In TCM 2003-23 D.M. Marx, the Tax Court ruled that the taxpayer couldn’t take the standard deduction for regular tax purposes and also itemize for the AMT. Thus, the same deductions must be used for both computations. This creates a dilemma for those who don’t have enough deductions to itemize for regular tax purposes but who do have substantial itemized deductions that can be used to offset the AMT.
Strategy - Taxpayers can elect to itemize - even if the itemized deductions are less than the standard deduction. Schedule A has a specific box to check if this election is being made. On the 2015 form, this is line 30. Forcing itemized deductions increases the regular tax but reduces the AMT tax. This presents a complicated moving target for the tax practitioner.
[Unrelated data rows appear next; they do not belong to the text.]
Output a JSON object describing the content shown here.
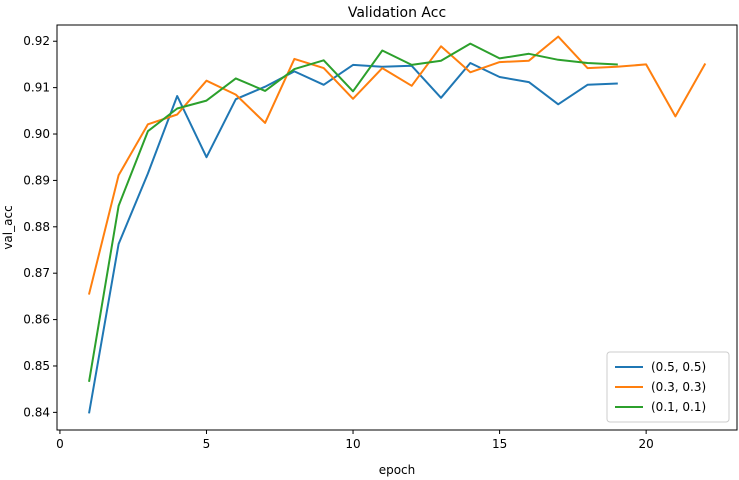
{
  "chart_data": {
    "type": "line",
    "title": "Validation Acc",
    "xlabel": "epoch",
    "ylabel": "val_acc",
    "xlim": [
      -0.1,
      23.1
    ],
    "ylim": [
      0.8362,
      0.9235
    ],
    "xticks": [
      0,
      5,
      10,
      15,
      20
    ],
    "yticks": [
      0.84,
      0.85,
      0.86,
      0.87,
      0.88,
      0.89,
      0.9,
      0.91,
      0.92
    ],
    "ytick_labels": [
      "0.84",
      "0.85",
      "0.86",
      "0.87",
      "0.88",
      "0.89",
      "0.90",
      "0.91",
      "0.92"
    ],
    "grid": false,
    "legend_position": "bottom-right",
    "series": [
      {
        "name": "(0.5, 0.5)",
        "color": "#1f77b4",
        "x": [
          1,
          2,
          3,
          4,
          5,
          6,
          7,
          8,
          9,
          10,
          11,
          12,
          13,
          14,
          15,
          16,
          17,
          18,
          19
        ],
        "values": [
          0.84,
          0.8763,
          0.8915,
          0.9082,
          0.895,
          0.9075,
          0.9102,
          0.9135,
          0.9106,
          0.9149,
          0.9145,
          0.9147,
          0.9078,
          0.9153,
          0.9123,
          0.9112,
          0.9064,
          0.9106,
          0.9109
        ]
      },
      {
        "name": "(0.3, 0.3)",
        "color": "#ff7f0e",
        "x": [
          1,
          2,
          3,
          4,
          5,
          6,
          7,
          8,
          9,
          10,
          11,
          12,
          13,
          14,
          15,
          16,
          17,
          18,
          19,
          20,
          21,
          22
        ],
        "values": [
          0.8656,
          0.8911,
          0.9021,
          0.9042,
          0.9115,
          0.9085,
          0.9024,
          0.9162,
          0.9142,
          0.9076,
          0.9142,
          0.9104,
          0.9189,
          0.9133,
          0.9155,
          0.9158,
          0.921,
          0.9142,
          0.9145,
          0.915,
          0.9038,
          0.915
        ]
      },
      {
        "name": "(0.1, 0.1)",
        "color": "#2ca02c",
        "x": [
          1,
          2,
          3,
          4,
          5,
          6,
          7,
          8,
          9,
          10,
          11,
          12,
          13,
          14,
          15,
          16,
          17,
          18,
          19
        ],
        "values": [
          0.8468,
          0.8845,
          0.9006,
          0.9055,
          0.9072,
          0.912,
          0.9093,
          0.914,
          0.9159,
          0.9092,
          0.918,
          0.9149,
          0.9158,
          0.9195,
          0.9163,
          0.9173,
          0.916,
          0.9153,
          0.915
        ]
      }
    ]
  }
}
Ideally, the itemized deductions make the regular tax and the tentative AMT the same, thereby bringing the AMT add-on tax to zero. This can be accomplished by trial and error on your tax program; alternatively, those with good algebra skills can calculate the ideal amount by keeping in mind that the AMT decreases at 26% or 28% while the regular tax increases at the taxpayer’s marginal rate.
Bottom line - Utilizing this strategy may save a considerable amount of money for taxpayers who are subject to the AMT but whose itemized deductions are somewhat less than the standard allowance.